Family’s dark secrets spell delicious drama
By CHRIS PAGE
Get Out
Phoenix’s Nearly Naked Theatre is doing such a deliciously dark chocolate production of Wendy MacLeod’s black comedy “The House of Yes,” about halfway through a run last weekend I had a disturbing epiphany: It’s not too far of a stretch to link the Pascals — this “House’s” upper-crust clan of incest and insanity in the shadow of ’80s-era Washington, D.C. — with the psychotic, murderous family in the horror movie classic “The Texas Chainsaw Massacre.”
In “Massacre,” outsiders stumble into a ramshackle backwoods home to find corpses everywhere and a family deranged in its evil obliviousness.
The Pascals, meanwhile, have enough sense to try hiding the bodies when company comes.
Mrs. Pascal (played by Patti Davis Suarez with a grand brew of recherché and wicked wit) is in denial that her twin son and daughter, Marty (Christian Miller) and Jackie-O (Jennifer Bemis, with many moments of brilliance), have turned Jackie-O’s fascination with the John F. Kennedy assassination into an incestuous, J.G. Ballard-worthy fetish.
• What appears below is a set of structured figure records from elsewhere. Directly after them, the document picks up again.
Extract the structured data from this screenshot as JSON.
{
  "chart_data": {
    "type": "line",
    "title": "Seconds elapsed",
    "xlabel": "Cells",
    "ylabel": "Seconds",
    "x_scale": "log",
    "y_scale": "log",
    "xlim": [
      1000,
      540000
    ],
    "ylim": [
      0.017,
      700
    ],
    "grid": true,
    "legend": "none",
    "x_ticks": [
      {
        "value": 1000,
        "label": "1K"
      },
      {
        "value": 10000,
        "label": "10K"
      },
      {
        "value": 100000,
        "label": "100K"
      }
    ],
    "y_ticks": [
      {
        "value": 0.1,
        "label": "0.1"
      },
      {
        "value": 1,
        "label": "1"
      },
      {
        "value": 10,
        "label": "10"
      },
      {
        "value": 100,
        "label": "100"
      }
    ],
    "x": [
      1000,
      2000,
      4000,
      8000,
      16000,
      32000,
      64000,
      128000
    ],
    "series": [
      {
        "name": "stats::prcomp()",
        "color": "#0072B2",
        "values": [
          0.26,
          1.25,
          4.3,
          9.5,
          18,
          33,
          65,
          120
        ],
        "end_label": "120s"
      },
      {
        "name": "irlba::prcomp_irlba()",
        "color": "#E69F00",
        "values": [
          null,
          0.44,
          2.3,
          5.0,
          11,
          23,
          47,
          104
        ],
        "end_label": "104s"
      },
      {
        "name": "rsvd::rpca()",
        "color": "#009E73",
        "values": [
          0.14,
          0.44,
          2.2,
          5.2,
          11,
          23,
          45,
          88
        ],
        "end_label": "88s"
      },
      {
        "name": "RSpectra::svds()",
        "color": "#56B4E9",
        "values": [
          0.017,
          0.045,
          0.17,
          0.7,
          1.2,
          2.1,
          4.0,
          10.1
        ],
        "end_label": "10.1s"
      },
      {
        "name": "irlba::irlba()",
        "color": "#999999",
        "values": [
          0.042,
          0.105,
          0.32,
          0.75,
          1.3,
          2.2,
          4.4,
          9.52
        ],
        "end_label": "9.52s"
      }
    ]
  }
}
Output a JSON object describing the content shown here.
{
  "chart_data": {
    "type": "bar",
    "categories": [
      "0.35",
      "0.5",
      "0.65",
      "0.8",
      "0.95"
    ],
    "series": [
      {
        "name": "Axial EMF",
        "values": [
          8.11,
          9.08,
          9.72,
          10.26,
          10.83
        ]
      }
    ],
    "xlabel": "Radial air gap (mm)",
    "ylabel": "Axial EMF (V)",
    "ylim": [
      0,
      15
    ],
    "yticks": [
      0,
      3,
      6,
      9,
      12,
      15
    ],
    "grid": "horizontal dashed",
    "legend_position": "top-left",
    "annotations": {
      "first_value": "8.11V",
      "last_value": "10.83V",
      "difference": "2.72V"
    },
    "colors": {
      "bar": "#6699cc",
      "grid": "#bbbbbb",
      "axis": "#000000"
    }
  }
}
With that kind of thing haunting around, it’s no wonder younger son Anthony (Boyd Branch) has lost his own grip on reality.
It takes leaving for college and finding a fiancée for Marty to get a clue about his fractured family. He brings his new love (innocent young Lesly, played by Kyla Andrews) home to meet everyone, hoping to validate his discoveries. But family bonds are tougher to break than he realizes.
“The House of Yes” is a compelling play, a psychosexual Freudian field day sweetened with gobs of dark comedy. (“People raise cattle,” mother says drolly. “Children just happen.”) Nearly Naked director Damon Dering has fun with the material, as does his spirited cast.
For them, the only thing separating the Pascals from “The Texas Chainsaw Massacre’s” brood are social graces and a penchant for handguns over high-powered gardening tools. Never before have horror and comedy played such easy kissing cousins.